Let’s pretend, just for a moment, shall we, that you are here with me.
“Here” is San Miguel de Allende, in the central mountains – the heart — of Mexico, which was built as a fortress in the mid-16th century. This sturdy city, made mostly of stone, has survived many onslaughts over the years (Google its history); and it will, I’m sure, survive the current one.
Everyone here, for the most part now, is behind their own barricades, hoping and praying that this COVID-19 pandemic-pestilence will pass us by. The streets are essentially empty. Doors that were once open for business are shut tight. Only those enterprises that provide necessities, like grocery stores and pharmacies, are still operating. This beautiful, old, colonial city of over sixty thousand residents is eerily quiet — and devoid of its lifeblood, tourists.
San Miguel may be gasping a little now, but it will survive. And so will we all, if we stay well.
One of the ways I’m striving to stay well is by walking in “my” park every day. This park is Parque Juarez, one of the jewels of this city, located not far from my studio apartment. I call the park mine because it is my haven, my sanctuary, my little paradise. It’s where I go to test my physical endurance and to restore my soul. And its gates are still wide open to all of us.
Come, let me show you my park, so you can enjoy it too:
Normally, there are at least a few teens in the gazebo, practicing their dance steps (especially Hip Hop) to the music from their boom-boxes. But not this week.
Similarly, since the children’s playground has been closed, there are no happy little Mexican kids laughing and squealing here.

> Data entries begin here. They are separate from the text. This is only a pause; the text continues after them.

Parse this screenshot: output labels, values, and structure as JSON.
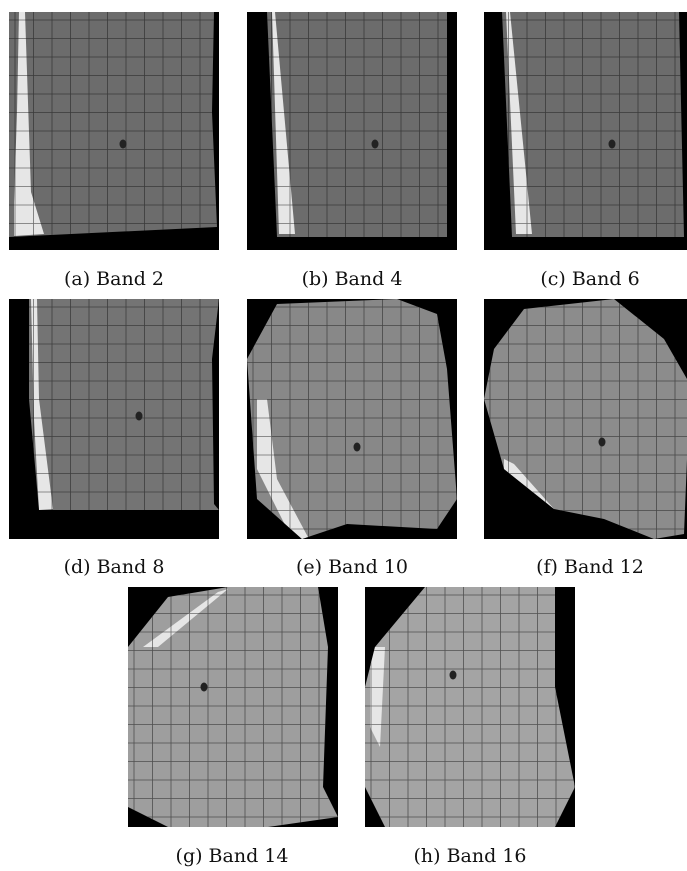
{
  "figure": {
    "captions": [
      "(a) Band 2",
      "(b) Band 4",
      "(c) Band 6",
      "(d) Band 8",
      "(e) Band 10",
      "(f) Band 12",
      "(g) Band 14",
      "(h) Band 16"
    ]
  }
}
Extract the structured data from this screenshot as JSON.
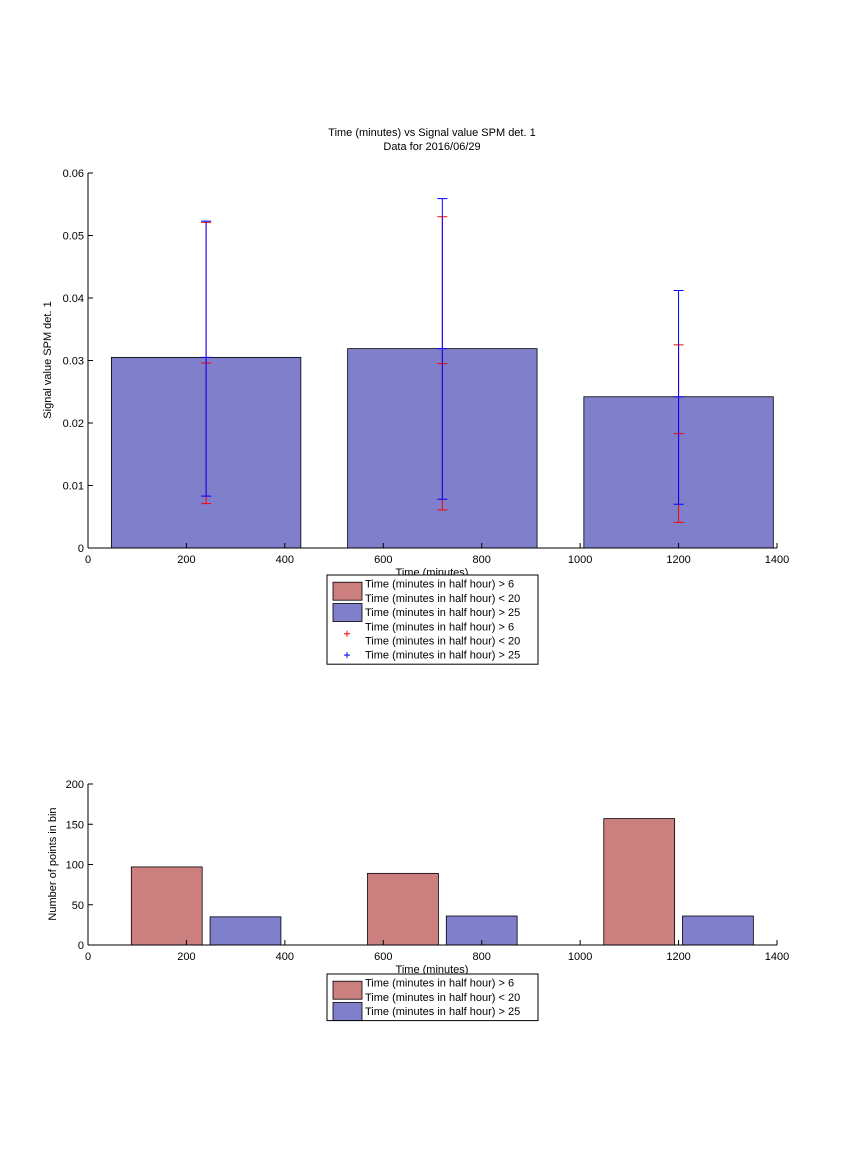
{
  "chart_data": [
    {
      "type": "bar",
      "title": "Time (minutes) vs Signal value SPM det. 1",
      "subtitle": "Data for 2016/06/29",
      "xlabel": "Time (minutes)",
      "ylabel": "Signal value SPM det. 1",
      "xlim": [
        0,
        1400
      ],
      "ylim": [
        0,
        0.06
      ],
      "xticks": [
        0,
        200,
        400,
        600,
        800,
        1000,
        1200,
        1400
      ],
      "xtick_labels": [
        "0",
        "200",
        "400",
        "600",
        "800",
        "1000",
        "1200",
        "1400"
      ],
      "yticks": [
        0,
        0.01,
        0.02,
        0.03,
        0.04,
        0.05,
        0.06
      ],
      "ytick_labels": [
        "0",
        "0.01",
        "0.02",
        "0.03",
        "0.04",
        "0.05",
        "0.06"
      ],
      "bar_width": 385,
      "series": [
        {
          "name": "Time (minutes in half hour) > 6\nTime (minutes in half hour) < 20",
          "color": "#cc7f7f",
          "x": [
            240,
            720,
            1200
          ],
          "values": [
            0,
            0,
            0
          ]
        },
        {
          "name": "Time (minutes in half hour) > 25",
          "color": "#7f7fcc",
          "x": [
            240,
            720,
            1200
          ],
          "values": [
            0.0305,
            0.0319,
            0.0242
          ]
        }
      ],
      "error_bars": [
        {
          "name": "Time (minutes in half hour) > 6\nTime (minutes in half hour) < 20",
          "color": "#ff0000",
          "x": [
            240,
            720,
            1200
          ],
          "lower": [
            0.0071,
            0.0061,
            0.0041
          ],
          "center": [
            0.0296,
            0.0295,
            0.0183
          ],
          "upper": [
            0.0521,
            0.053,
            0.0325
          ]
        },
        {
          "name": "Time (minutes in half hour) > 25",
          "color": "#0000ff",
          "x": [
            240,
            720,
            1200
          ],
          "lower": [
            0.0083,
            0.0078,
            0.007
          ],
          "center": [
            0.0305,
            0.0319,
            0.0242
          ],
          "upper": [
            0.0523,
            0.0559,
            0.0412
          ]
        }
      ],
      "legend": {
        "placement": "below",
        "entries": [
          {
            "kind": "patch",
            "color": "#cc7f7f",
            "lines": [
              "Time (minutes in half hour) > 6",
              "Time (minutes in half hour) < 20"
            ]
          },
          {
            "kind": "patch",
            "color": "#7f7fcc",
            "lines": [
              "Time (minutes in half hour) > 25"
            ]
          },
          {
            "kind": "marker",
            "color": "#ff0000",
            "lines": [
              "Time (minutes in half hour) > 6",
              "Time (minutes in half hour) < 20"
            ]
          },
          {
            "kind": "marker",
            "color": "#0000ff",
            "lines": [
              "Time (minutes in half hour) > 25"
            ]
          }
        ]
      },
      "grid": false
    },
    {
      "type": "bar",
      "title": "",
      "xlabel": "Time (minutes)",
      "ylabel": "Number of points in bin",
      "xlim": [
        0,
        1400
      ],
      "ylim": [
        0,
        200
      ],
      "xticks": [
        0,
        200,
        400,
        600,
        800,
        1000,
        1200,
        1400
      ],
      "xtick_labels": [
        "0",
        "200",
        "400",
        "600",
        "800",
        "1000",
        "1200",
        "1400"
      ],
      "yticks": [
        0,
        50,
        100,
        150,
        200
      ],
      "ytick_labels": [
        "0",
        "50",
        "100",
        "150",
        "200"
      ],
      "bar_width": 144,
      "series": [
        {
          "name": "Time (minutes in half hour) > 6\nTime (minutes in half hour) < 20",
          "color": "#cc7f7f",
          "x": [
            160,
            640,
            1120
          ],
          "values": [
            97,
            89,
            157
          ]
        },
        {
          "name": "Time (minutes in half hour) > 25",
          "color": "#7f7fcc",
          "x": [
            320,
            800,
            1280
          ],
          "values": [
            35,
            36,
            36
          ]
        }
      ],
      "legend": {
        "placement": "below",
        "entries": [
          {
            "kind": "patch",
            "color": "#cc7f7f",
            "lines": [
              "Time (minutes in half hour) > 6",
              "Time (minutes in half hour) < 20"
            ]
          },
          {
            "kind": "patch",
            "color": "#7f7fcc",
            "lines": [
              "Time (minutes in half hour) > 25"
            ]
          }
        ]
      },
      "grid": false
    }
  ]
}
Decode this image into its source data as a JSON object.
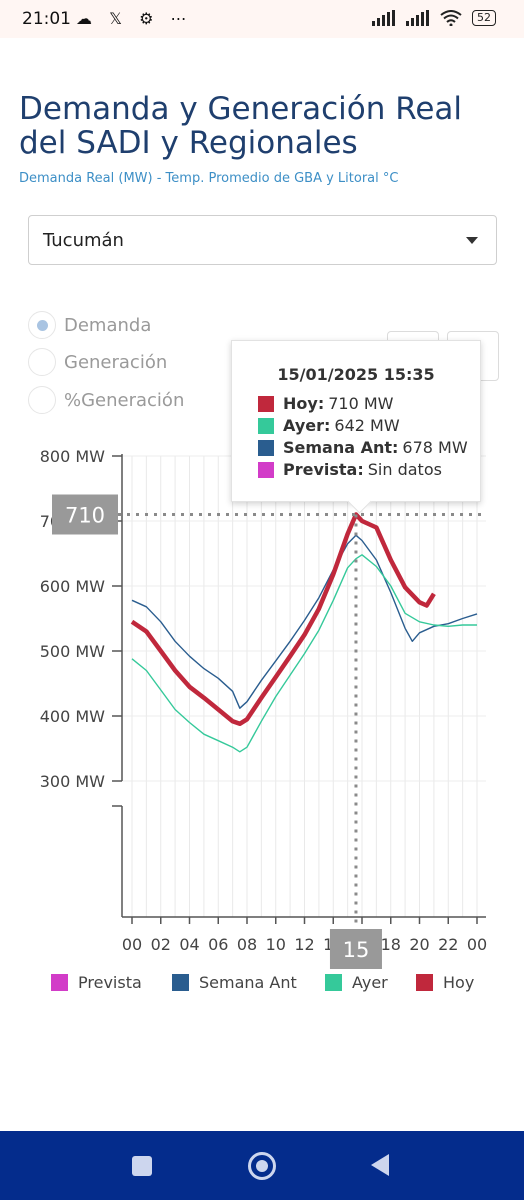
{
  "status_bar": {
    "time": "21:01",
    "icons_left": "☁ 𝕏 ⚙ ⋯",
    "battery": "52"
  },
  "page": {
    "title": "Demanda y Generación Real del SADI y Regionales",
    "subtitle": "Demanda Real (MW) - Temp. Promedio de GBA y Litoral °C"
  },
  "region_select": {
    "value": "Tucumán"
  },
  "radios": [
    {
      "label": "Demanda",
      "selected": true
    },
    {
      "label": "Generación",
      "selected": false
    },
    {
      "label": "%Generación",
      "selected": false
    }
  ],
  "tooltip": {
    "title": "15/01/2025 15:35",
    "rows": [
      {
        "label": "Hoy:",
        "value": "710 MW",
        "color": "#c0283c"
      },
      {
        "label": "Ayer:",
        "value": "642 MW",
        "color": "#35c99a"
      },
      {
        "label": "Semana Ant:",
        "value": "678 MW",
        "color": "#2a5d8f"
      },
      {
        "label": "Prevista:",
        "value": "Sin datos",
        "color": "#d23cc8"
      }
    ]
  },
  "crosshair": {
    "y_label": "710",
    "x_label": "15",
    "x_hour": 15.58,
    "y_value": 710
  },
  "legend": [
    {
      "label": "Prevista",
      "color": "#d23cc8"
    },
    {
      "label": "Semana Ant",
      "color": "#2a5d8f"
    },
    {
      "label": "Ayer",
      "color": "#35c99a"
    },
    {
      "label": "Hoy",
      "color": "#c0283c"
    }
  ],
  "chart_data": {
    "type": "line",
    "ylabel_unit": "MW",
    "ylim": [
      300,
      800
    ],
    "y_ticks": [
      "300 MW",
      "400 MW",
      "500 MW",
      "600 MW",
      "700 MW",
      "800 MW"
    ],
    "xlim": [
      0,
      24
    ],
    "x_ticks": [
      "00",
      "02",
      "04",
      "06",
      "08",
      "10",
      "12",
      "14",
      "16",
      "18",
      "20",
      "22",
      "00"
    ],
    "grid": true,
    "legend_position": "bottom",
    "series": [
      {
        "name": "Semana Ant",
        "color": "#2a5d8f",
        "x": [
          0,
          1,
          2,
          3,
          4,
          5,
          6,
          7,
          7.5,
          8,
          9,
          10,
          11,
          12,
          13,
          14,
          15,
          15.58,
          16,
          17,
          18,
          19,
          19.5,
          20,
          21,
          22,
          23,
          24
        ],
        "y": [
          578,
          568,
          545,
          515,
          492,
          473,
          458,
          438,
          412,
          422,
          455,
          485,
          515,
          547,
          582,
          625,
          665,
          678,
          670,
          640,
          590,
          535,
          515,
          528,
          538,
          542,
          550,
          557
        ]
      },
      {
        "name": "Ayer",
        "color": "#35c99a",
        "x": [
          0,
          1,
          2,
          3,
          4,
          5,
          6,
          7,
          7.5,
          8,
          9,
          10,
          11,
          12,
          13,
          14,
          15,
          15.58,
          16,
          17,
          18,
          19,
          20,
          21,
          22,
          23,
          24
        ],
        "y": [
          488,
          470,
          440,
          410,
          390,
          372,
          362,
          352,
          345,
          352,
          392,
          430,
          463,
          496,
          532,
          578,
          628,
          642,
          648,
          630,
          600,
          558,
          545,
          540,
          538,
          540,
          540
        ]
      },
      {
        "name": "Hoy",
        "color": "#c0283c",
        "x": [
          0,
          1,
          2,
          3,
          4,
          5,
          6,
          7,
          7.5,
          8,
          9,
          10,
          11,
          12,
          13,
          14,
          15,
          15.58,
          16,
          17,
          18,
          19,
          20,
          20.5,
          21
        ],
        "y": [
          545,
          530,
          500,
          470,
          445,
          428,
          410,
          392,
          388,
          395,
          428,
          460,
          492,
          525,
          565,
          618,
          680,
          710,
          700,
          690,
          640,
          598,
          575,
          570,
          588
        ]
      },
      {
        "name": "Prevista",
        "color": "#d23cc8",
        "x": [],
        "y": []
      }
    ]
  }
}
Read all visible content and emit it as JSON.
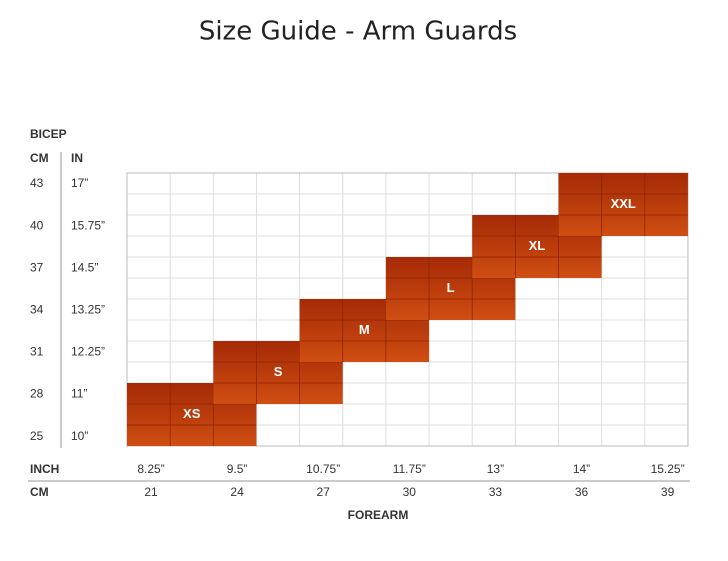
{
  "title": "Size Guide - Arm Guards",
  "bicep": {
    "label": "BICEP",
    "cm_header": "CM",
    "in_header": "IN",
    "rows": [
      {
        "cm": "43",
        "in": "17”"
      },
      {
        "cm": "40",
        "in": "15.75”"
      },
      {
        "cm": "37",
        "in": "14.5”"
      },
      {
        "cm": "34",
        "in": "13.25”"
      },
      {
        "cm": "31",
        "in": "12.25”"
      },
      {
        "cm": "28",
        "in": "11”"
      },
      {
        "cm": "25",
        "in": "10”"
      }
    ]
  },
  "forearm": {
    "label": "FOREARM",
    "inch_header": "INCH",
    "cm_header": "CM",
    "columns": [
      {
        "in": "8.25”",
        "cm": "21"
      },
      {
        "in": "9.5”",
        "cm": "24"
      },
      {
        "in": "10.75”",
        "cm": "27"
      },
      {
        "in": "11.75”",
        "cm": "30"
      },
      {
        "in": "13”",
        "cm": "33"
      },
      {
        "in": "14”",
        "cm": "36"
      },
      {
        "in": "15.25”",
        "cm": "39"
      }
    ]
  },
  "sizes": [
    "XS",
    "S",
    "M",
    "L",
    "XL",
    "XXL"
  ]
}
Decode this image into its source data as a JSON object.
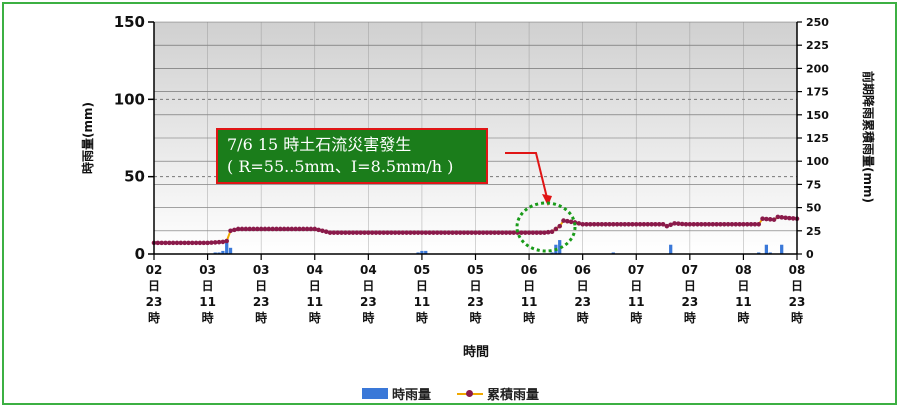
{
  "chart_data": {
    "type": "bar+line",
    "xlabel": "時間",
    "ylabel_left": "時雨量(mm)",
    "ylabel_right": "前期降雨累積雨量(mm)",
    "ylim_left": [
      0,
      150
    ],
    "yticks_left": [
      0,
      50,
      100,
      150
    ],
    "ylim_right": [
      0,
      250
    ],
    "yticks_right": [
      0,
      25,
      50,
      75,
      100,
      125,
      150,
      175,
      200,
      225,
      250
    ],
    "x_ticks": [
      {
        "day": "02",
        "mid": "日",
        "hour": "23",
        "suffix": "時"
      },
      {
        "day": "03",
        "mid": "日",
        "hour": "11",
        "suffix": "時"
      },
      {
        "day": "03",
        "mid": "日",
        "hour": "23",
        "suffix": "時"
      },
      {
        "day": "04",
        "mid": "日",
        "hour": "11",
        "suffix": "時"
      },
      {
        "day": "04",
        "mid": "日",
        "hour": "23",
        "suffix": "時"
      },
      {
        "day": "05",
        "mid": "日",
        "hour": "11",
        "suffix": "時"
      },
      {
        "day": "05",
        "mid": "日",
        "hour": "23",
        "suffix": "時"
      },
      {
        "day": "06",
        "mid": "日",
        "hour": "11",
        "suffix": "時"
      },
      {
        "day": "06",
        "mid": "日",
        "hour": "23",
        "suffix": "時"
      },
      {
        "day": "07",
        "mid": "日",
        "hour": "11",
        "suffix": "時"
      },
      {
        "day": "07",
        "mid": "日",
        "hour": "23",
        "suffix": "時"
      },
      {
        "day": "08",
        "mid": "日",
        "hour": "11",
        "suffix": "時"
      },
      {
        "day": "08",
        "mid": "日",
        "hour": "23",
        "suffix": "時"
      }
    ],
    "series": [
      {
        "name": "時雨量",
        "type": "bar",
        "axis": "left",
        "color": "#3a78d8",
        "points": [
          [
            16,
            1
          ],
          [
            17,
            1
          ],
          [
            18,
            2
          ],
          [
            19,
            9
          ],
          [
            20,
            4
          ],
          [
            69,
            1
          ],
          [
            70,
            2
          ],
          [
            71,
            2
          ],
          [
            104,
            1
          ],
          [
            105,
            6
          ],
          [
            106,
            9
          ],
          [
            120,
            1
          ],
          [
            135,
            6
          ],
          [
            158,
            1
          ],
          [
            160,
            6
          ],
          [
            161,
            1
          ],
          [
            164,
            6
          ]
        ]
      },
      {
        "name": "累積雨量",
        "type": "line",
        "axis": "right",
        "color": "#f0a800",
        "marker_color": "#8a1a4a",
        "points": [
          [
            0,
            12
          ],
          [
            14,
            12
          ],
          [
            18,
            13
          ],
          [
            19,
            14
          ],
          [
            20,
            25
          ],
          [
            22,
            27
          ],
          [
            42,
            27
          ],
          [
            44,
            25
          ],
          [
            46,
            23
          ],
          [
            90,
            23
          ],
          [
            102,
            23
          ],
          [
            104,
            24
          ],
          [
            106,
            30
          ],
          [
            107,
            36
          ],
          [
            110,
            34
          ],
          [
            112,
            32
          ],
          [
            133,
            32
          ],
          [
            134,
            30
          ],
          [
            136,
            33
          ],
          [
            139,
            32
          ],
          [
            158,
            32
          ],
          [
            159,
            38
          ],
          [
            162,
            37
          ],
          [
            163,
            40
          ],
          [
            165,
            39
          ],
          [
            168,
            38
          ]
        ]
      }
    ],
    "annotations": [
      {
        "text_line1": "7/6 15 時土石流災害發生",
        "text_line2": "( R=55..5mm、I=8.5mm/h )"
      }
    ],
    "grid": true,
    "legend": "bottom-center"
  }
}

Parque Juarez, which was established at the beginning of the last century following a French design, was recently entirely refurbished and made to look like new, with solid new kiosks, two new basketball courts, new walkways and brickwork, and even a huge, wire, bird sculpture that “eats” plastic in order to recycle it:
Few people are using the park these days, and those that are, are keeping their distance. I’m wearing one of the face masks I’ve made, just to be on the safe side — which, sadly, reminds me with every breath that all of us, all over the world, are living through strange, strange times.
But then I think about the constants that surround me in this park: the dappled sunlight filtering through the hundred-year-old trees, the rustling sound coming from the stand of bamboo, the birds swooping and singing all around, the monarch butterflies flitting through the pollinators’ garden, the purple-petaled jacarandas now in bloom. These things remind me that life goes on and Nature will endure.
Time to take the stairs now and walk home. And hunker down. Behind my barricade.